Nope, no coming to a stop. That four 4,000 tons will keep careening along 12% of light speed forever. Luckily, there are other possibilities, yes.
One is simply to just go slower- on the time spans planets and stars live, it hardly matters if your journey takes decades or millennia. (Though that's problematic if you're carrying live humans, obviously.) You might use a fusion reactor to power some other form of propulsion like an ion engine, which accelerates at a much more leisurely pace but makes more efficient use of propellant mass.
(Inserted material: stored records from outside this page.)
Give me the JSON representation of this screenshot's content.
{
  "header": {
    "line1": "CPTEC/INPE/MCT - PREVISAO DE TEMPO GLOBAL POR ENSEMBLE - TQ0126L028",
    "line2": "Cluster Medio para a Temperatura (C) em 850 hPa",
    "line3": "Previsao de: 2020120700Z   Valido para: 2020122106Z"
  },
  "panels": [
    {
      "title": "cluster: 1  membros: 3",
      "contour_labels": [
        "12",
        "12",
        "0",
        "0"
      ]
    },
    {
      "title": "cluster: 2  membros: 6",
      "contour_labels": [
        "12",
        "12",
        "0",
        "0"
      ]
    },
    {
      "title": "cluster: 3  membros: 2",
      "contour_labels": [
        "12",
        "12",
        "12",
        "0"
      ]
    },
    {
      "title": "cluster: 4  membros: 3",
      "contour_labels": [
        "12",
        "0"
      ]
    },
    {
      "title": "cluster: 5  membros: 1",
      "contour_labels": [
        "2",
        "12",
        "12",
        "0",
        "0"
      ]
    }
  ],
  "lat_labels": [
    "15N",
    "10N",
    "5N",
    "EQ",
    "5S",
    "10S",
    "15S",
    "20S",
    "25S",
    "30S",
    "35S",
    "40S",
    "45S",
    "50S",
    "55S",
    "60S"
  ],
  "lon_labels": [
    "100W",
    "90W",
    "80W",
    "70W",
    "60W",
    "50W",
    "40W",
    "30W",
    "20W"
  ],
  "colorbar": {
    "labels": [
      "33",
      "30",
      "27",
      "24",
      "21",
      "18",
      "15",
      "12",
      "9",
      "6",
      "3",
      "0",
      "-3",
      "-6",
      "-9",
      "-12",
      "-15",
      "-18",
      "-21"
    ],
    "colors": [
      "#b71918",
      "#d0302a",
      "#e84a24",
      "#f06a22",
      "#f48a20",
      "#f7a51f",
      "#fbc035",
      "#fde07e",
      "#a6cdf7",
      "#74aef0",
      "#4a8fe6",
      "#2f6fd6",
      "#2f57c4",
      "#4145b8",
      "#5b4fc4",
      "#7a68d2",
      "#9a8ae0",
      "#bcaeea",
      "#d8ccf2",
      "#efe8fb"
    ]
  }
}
Possibility two: Even better propulsion, either by producing a fusion drive better than the one imagined in the BPS study or by using some other, even more powerful method. You could, conceivably, use matter-antimatter annihilation to produce even more energy per gram of fuel than fusion, and either blow the product of that reaction out directly as exhaust or use it to propel some other reaction mass. Alternately, you could have a fusion drive that uses small quantities of antimatter to ignite a fusion reaction in pellets of fusion fuel.
(This may or may not be practically feasible, but then again it might be; it does not run into any hard-and-fast limits like the speed of light, at any rate.)
Possibility three: Don't take your means of propulsion with you, or at least not all of it. Equip the ship with a light sail, and propel it with a giant laser that stays in our own solar system. Would allow for a much smaller, easier-to-accelerate ship. You might even be able to use the laser back home to slow down at the destination, using multiple sails.
Downside: Depends on the folks back home being able and willing to keep the giant laser running for decades, centuries, or longer. So don't use if you're fleeing from some sort of impending apocalypse.
Also, as albino boo says, the sail would be vulnerable to impacts. I'm not sure about how large the holes would be, though; depending on the speed, what the sail is made of and how dense it, etc. matter impacting the sail might punch through it pretty cleanly and keep going, taking most of its kinetic energy with it, which would limit how much kinetic energy would be available to damage the sail. (Think of a gunshot wound- a bullet that simple passes through your body and keeps going more or less intact is usually less damaging than hollow-point round that expands and slows down inside you.) So you might have a gradual degradation over time, rather than a sudden catastrophe
Possibility four: Some currently unforeseen breakthrough that significantly changes our understanding of physics. I wouldn't bet on this, but can't rule out the possibility.